The iTunes App Store set a new record for the most money handed out to iOS app developers over the course of 2014, with $10 billion divvied out. Furthermore, App Store revenue increased by 50% from the previous year.
In total, Apple has paid a handsome $25 billion to iOS app developers since the App Store first launched back in 2007.
Also, within the first week of 2015 alone, iTunes App Store customers spent $500 million on iOS app purchases, with New Year’s Day marking the biggest day ever for App Store sales.
These reasons, precisely, are why app developers focus more on iOS than on other platforms (like Android and Windows Phone). Apple says the iTunes App Store features over 1.4 million apps that users can download, with over 725,000 of those apps made specifically for iPad.

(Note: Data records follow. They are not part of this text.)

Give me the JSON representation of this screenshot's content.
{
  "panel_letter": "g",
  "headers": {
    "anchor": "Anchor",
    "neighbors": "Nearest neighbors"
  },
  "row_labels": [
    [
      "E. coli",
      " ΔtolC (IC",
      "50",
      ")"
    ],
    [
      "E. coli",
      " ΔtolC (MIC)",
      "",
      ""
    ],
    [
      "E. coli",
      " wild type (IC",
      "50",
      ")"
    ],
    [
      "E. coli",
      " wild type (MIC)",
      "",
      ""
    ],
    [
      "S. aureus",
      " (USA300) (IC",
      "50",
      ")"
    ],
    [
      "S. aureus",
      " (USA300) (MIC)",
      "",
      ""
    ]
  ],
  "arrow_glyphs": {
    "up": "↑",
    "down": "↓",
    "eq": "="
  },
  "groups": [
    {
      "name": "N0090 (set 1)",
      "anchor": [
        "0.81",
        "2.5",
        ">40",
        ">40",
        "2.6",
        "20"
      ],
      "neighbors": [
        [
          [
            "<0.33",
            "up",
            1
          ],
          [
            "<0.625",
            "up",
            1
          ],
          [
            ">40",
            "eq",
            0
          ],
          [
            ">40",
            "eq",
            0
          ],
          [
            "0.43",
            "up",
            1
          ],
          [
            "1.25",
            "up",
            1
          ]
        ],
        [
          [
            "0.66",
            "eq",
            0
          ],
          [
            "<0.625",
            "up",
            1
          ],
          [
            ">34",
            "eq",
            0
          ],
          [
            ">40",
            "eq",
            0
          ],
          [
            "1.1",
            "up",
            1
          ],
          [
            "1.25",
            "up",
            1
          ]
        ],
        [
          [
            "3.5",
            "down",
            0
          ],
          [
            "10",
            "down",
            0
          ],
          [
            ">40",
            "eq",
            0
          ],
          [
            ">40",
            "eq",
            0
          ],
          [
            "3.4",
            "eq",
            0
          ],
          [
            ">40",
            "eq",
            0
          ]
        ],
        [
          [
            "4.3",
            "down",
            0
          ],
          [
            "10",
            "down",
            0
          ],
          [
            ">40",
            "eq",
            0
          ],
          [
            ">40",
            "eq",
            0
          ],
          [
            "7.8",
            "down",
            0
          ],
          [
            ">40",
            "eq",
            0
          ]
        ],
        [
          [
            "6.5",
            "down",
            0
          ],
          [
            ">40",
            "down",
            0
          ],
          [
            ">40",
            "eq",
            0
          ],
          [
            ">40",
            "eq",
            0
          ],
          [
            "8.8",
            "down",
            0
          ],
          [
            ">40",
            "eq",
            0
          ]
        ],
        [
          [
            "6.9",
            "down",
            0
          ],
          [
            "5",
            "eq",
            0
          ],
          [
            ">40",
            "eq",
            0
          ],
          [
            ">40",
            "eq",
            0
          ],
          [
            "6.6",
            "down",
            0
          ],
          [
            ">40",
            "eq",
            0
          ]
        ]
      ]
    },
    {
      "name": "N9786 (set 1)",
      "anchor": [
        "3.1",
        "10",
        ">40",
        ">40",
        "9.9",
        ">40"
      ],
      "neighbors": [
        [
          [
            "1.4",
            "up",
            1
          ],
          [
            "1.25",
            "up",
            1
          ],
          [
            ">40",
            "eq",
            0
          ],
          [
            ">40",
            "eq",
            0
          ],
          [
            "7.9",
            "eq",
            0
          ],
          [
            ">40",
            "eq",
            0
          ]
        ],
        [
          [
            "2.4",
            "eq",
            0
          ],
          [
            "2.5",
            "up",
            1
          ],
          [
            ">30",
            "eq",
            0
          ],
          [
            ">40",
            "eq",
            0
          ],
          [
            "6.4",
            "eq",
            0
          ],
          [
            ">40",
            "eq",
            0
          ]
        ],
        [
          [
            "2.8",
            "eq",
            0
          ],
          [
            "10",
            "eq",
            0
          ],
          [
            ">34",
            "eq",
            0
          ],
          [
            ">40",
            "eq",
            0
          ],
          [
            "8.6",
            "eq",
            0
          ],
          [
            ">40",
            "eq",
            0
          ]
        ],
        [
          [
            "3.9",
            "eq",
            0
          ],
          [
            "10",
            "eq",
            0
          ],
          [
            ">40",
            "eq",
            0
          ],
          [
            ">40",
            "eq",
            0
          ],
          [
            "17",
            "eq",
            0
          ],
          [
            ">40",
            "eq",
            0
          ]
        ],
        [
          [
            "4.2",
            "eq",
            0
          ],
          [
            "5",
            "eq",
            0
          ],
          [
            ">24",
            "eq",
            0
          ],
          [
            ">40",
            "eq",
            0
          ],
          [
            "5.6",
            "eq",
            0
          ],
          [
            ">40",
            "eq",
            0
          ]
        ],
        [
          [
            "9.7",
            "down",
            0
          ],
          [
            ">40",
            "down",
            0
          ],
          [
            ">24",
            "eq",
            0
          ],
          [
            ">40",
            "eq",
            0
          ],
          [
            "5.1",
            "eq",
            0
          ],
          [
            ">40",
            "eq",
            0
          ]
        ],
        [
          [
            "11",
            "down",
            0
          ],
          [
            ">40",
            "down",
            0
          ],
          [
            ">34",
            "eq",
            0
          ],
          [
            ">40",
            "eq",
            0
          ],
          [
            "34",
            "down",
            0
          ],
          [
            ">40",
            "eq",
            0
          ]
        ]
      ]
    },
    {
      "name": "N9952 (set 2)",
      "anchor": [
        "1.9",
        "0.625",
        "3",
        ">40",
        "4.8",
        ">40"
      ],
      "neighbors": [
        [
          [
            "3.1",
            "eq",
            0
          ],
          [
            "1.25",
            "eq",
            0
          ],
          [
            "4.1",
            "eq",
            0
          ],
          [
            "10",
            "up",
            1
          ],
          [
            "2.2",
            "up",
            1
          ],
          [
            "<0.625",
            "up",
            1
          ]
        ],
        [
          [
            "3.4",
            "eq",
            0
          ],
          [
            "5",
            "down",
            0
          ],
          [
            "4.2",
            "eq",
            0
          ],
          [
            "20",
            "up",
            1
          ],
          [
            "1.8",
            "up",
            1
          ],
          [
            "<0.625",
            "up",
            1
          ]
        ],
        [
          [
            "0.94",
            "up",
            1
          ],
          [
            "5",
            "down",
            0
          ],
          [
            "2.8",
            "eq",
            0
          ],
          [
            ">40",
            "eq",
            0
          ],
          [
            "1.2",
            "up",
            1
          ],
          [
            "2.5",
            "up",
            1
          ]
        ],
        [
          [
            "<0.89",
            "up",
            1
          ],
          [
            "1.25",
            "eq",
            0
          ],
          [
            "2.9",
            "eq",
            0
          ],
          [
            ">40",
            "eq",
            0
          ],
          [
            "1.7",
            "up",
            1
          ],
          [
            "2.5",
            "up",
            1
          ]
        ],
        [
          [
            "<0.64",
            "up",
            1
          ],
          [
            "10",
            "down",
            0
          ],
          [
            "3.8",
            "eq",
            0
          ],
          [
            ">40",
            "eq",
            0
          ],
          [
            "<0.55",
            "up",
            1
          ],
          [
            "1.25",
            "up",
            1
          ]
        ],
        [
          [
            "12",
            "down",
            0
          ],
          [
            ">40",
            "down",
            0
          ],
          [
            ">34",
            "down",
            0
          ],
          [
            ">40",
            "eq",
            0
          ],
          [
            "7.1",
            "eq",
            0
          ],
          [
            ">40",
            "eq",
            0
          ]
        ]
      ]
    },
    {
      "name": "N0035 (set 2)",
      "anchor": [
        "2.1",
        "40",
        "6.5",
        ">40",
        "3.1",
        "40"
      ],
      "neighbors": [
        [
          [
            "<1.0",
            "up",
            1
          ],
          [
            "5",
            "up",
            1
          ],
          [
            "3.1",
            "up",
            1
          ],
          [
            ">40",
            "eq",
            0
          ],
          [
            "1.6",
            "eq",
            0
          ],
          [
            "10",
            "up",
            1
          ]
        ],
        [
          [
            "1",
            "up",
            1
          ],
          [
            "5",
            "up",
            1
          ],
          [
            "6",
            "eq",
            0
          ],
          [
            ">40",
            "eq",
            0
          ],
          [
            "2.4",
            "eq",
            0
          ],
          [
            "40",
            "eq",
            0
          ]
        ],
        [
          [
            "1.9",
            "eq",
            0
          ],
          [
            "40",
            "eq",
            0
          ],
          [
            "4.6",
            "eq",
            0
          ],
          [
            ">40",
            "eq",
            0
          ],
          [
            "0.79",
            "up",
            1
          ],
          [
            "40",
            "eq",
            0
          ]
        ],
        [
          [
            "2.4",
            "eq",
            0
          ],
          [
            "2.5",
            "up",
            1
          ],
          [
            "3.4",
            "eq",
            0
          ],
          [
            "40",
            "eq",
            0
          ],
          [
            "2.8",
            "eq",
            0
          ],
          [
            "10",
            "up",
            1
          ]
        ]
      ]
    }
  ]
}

While iOS app developers have to give 30 cents to Apple for every dollar they make, the $10 billion handed out over the course of 2014 is nothing to scoff at.
As for Google and its Android platform, it’s not currently known how much the company hands out to developers, but according to principal analyst at Forrester Jeffrey Hammond, the Google Play Store paid out well over $5 billion since last 2013, which was an increase from over $2 billion a year before.
Obviously, this isn’t even close to what Apple has handed out to developers, and that’s one of the big reasons why users will see apps come to iOS first rather than Android.
More often than that, app developers will focus their efforts more on the iPhone and iPad, releasing an updated iOS app first, and then work on an Android version. You probably hear all the time about how your favorite apps get updated first on iOS, or that a new app only comes out on iOS initially, with an Android version “coming soon.”
This is mostly because Apple pays out way more money to developers than Google does with Android, and with record sales for the iTunes App Store, a ton of users are buying apps and taking advantage of in-app purchases, which in turn gives more money to the app developers.
It’s possible for Android to catch up in revenue at some point, and it’s even predicted that it will, but for the time being, the larger revenue that Apple brings in will keep enticing app developers to focus more on iOS apps for the iPhone and iPad.